The announcements were made Tuesday at Okta's annual user conference in Las Vegas.

Even with all of those updates, Okta Chief Product Officer Eric Berg said that it's important for the company to maintain its stance as an identity provider with an open platform, and not just push its own stack. Because the company's customers are going to work with a diverse set of vendors to get other applications, Okta needs to work broadly to meet its customers' needs.

"We have to support all of those vendors very well and very deeply, because otherwise we lose out on our value proposition," he said. 

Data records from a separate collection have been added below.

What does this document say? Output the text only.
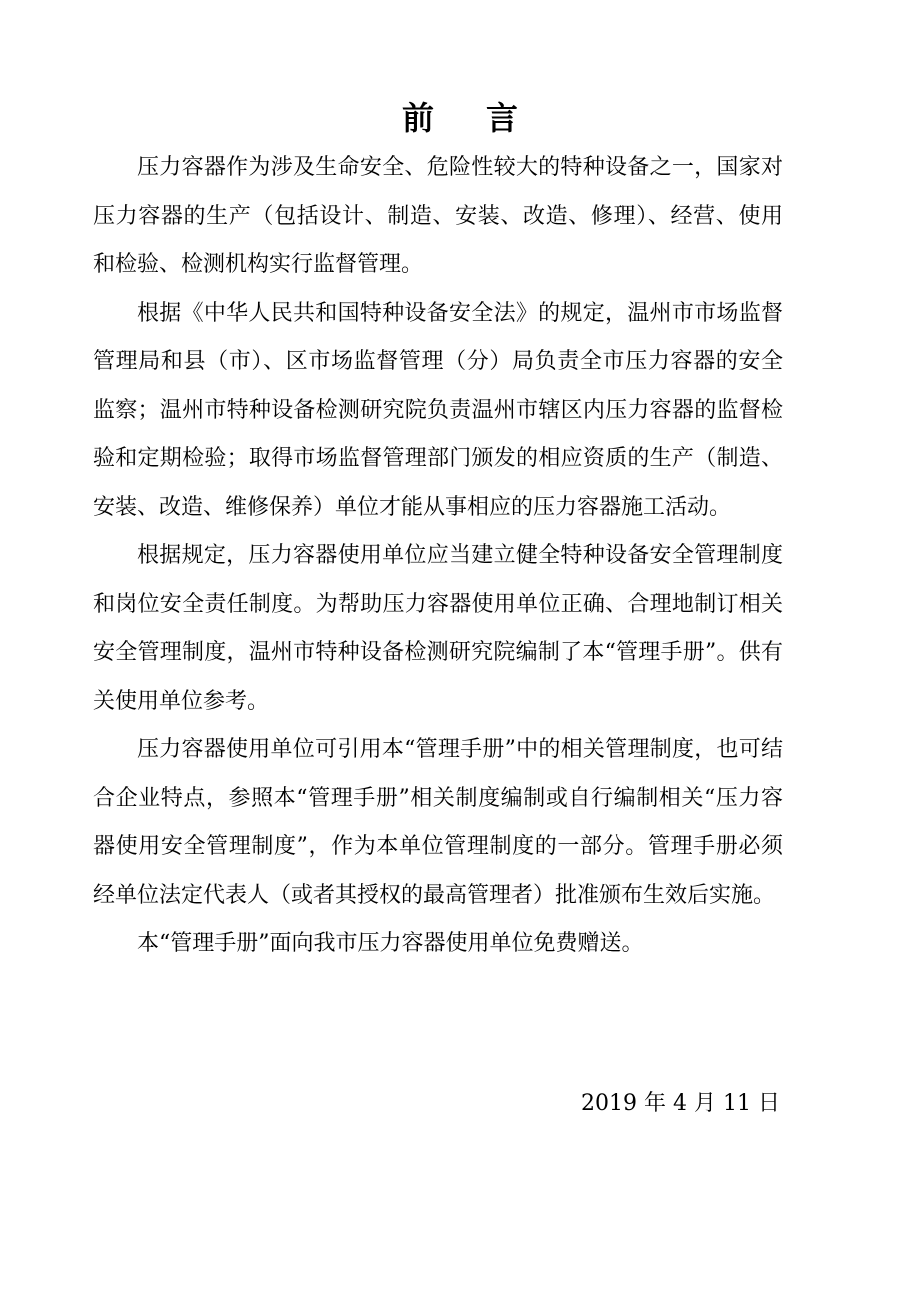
前言

压力容器作为涉及生命安全、危险性较大的特种设备之一，国家对压力容器的生产（包括设计、制造、安装、改造、修理）、经营、使用和检验、检测机构实行监督管理。

根据《中华人民共和国特种设备安全法》的规定，温州市市场监督管理局和县（市）、区市场监督管理（分）局负责全市压力容器的安全监察；温州市特种设备检测研究院负责温州市辖区内压力容器的监督检验和定期检验；取得市场监督管理部门颁发的相应资质的生产（制造、安装、改造、维修保养）单位才能从事相应的压力容器施工活动。

根据规定，压力容器使用单位应当建立健全特种设备安全管理制度和岗位安全责任制度。为帮助压力容器使用单位正确、合理地制订相关安全管理制度，温州市特种设备检测研究院编制了本“管理手册”。供有关使用单位参考。

压力容器使用单位可引用本“管理手册”中的相关管理制度，也可结合企业特点，参照本“管理手册”相关制度编制或自行编制相关“压力容器使用安全管理制度”，作为本单位管理制度的一部分。管理手册必须经单位法定代表人（或者其授权的最高管理者）批准颁布生效后实施。

本“管理手册”面向我市压力容器使用单位免费赠送。

2019 年 4 月 11 日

In addition to the mobility management news, the company is improving its Cloud Provisioning product with a new SDK that lets companies build their applications to integrate with Okta without requiring the identity management company to build the connection itself. For example: LinkedIn's facilities team wanted to use EventBoard, but the service (which provides conference room displays and analytics) wasn't in high enough demand to make it a huge priority for Okta's engineers. Using the SDK, EventBoard was able to build the integration itself. 

It's an important enhancement for Cloud Provisioning, which allows people in an organization to provision applications that integrate with Okta for new users without requiring the help of an IT department. It's useful for dealing with purpose-built applications that are just used by one or two particular divisions of the company and aren't part of the normal process of getting an employee started with a new job.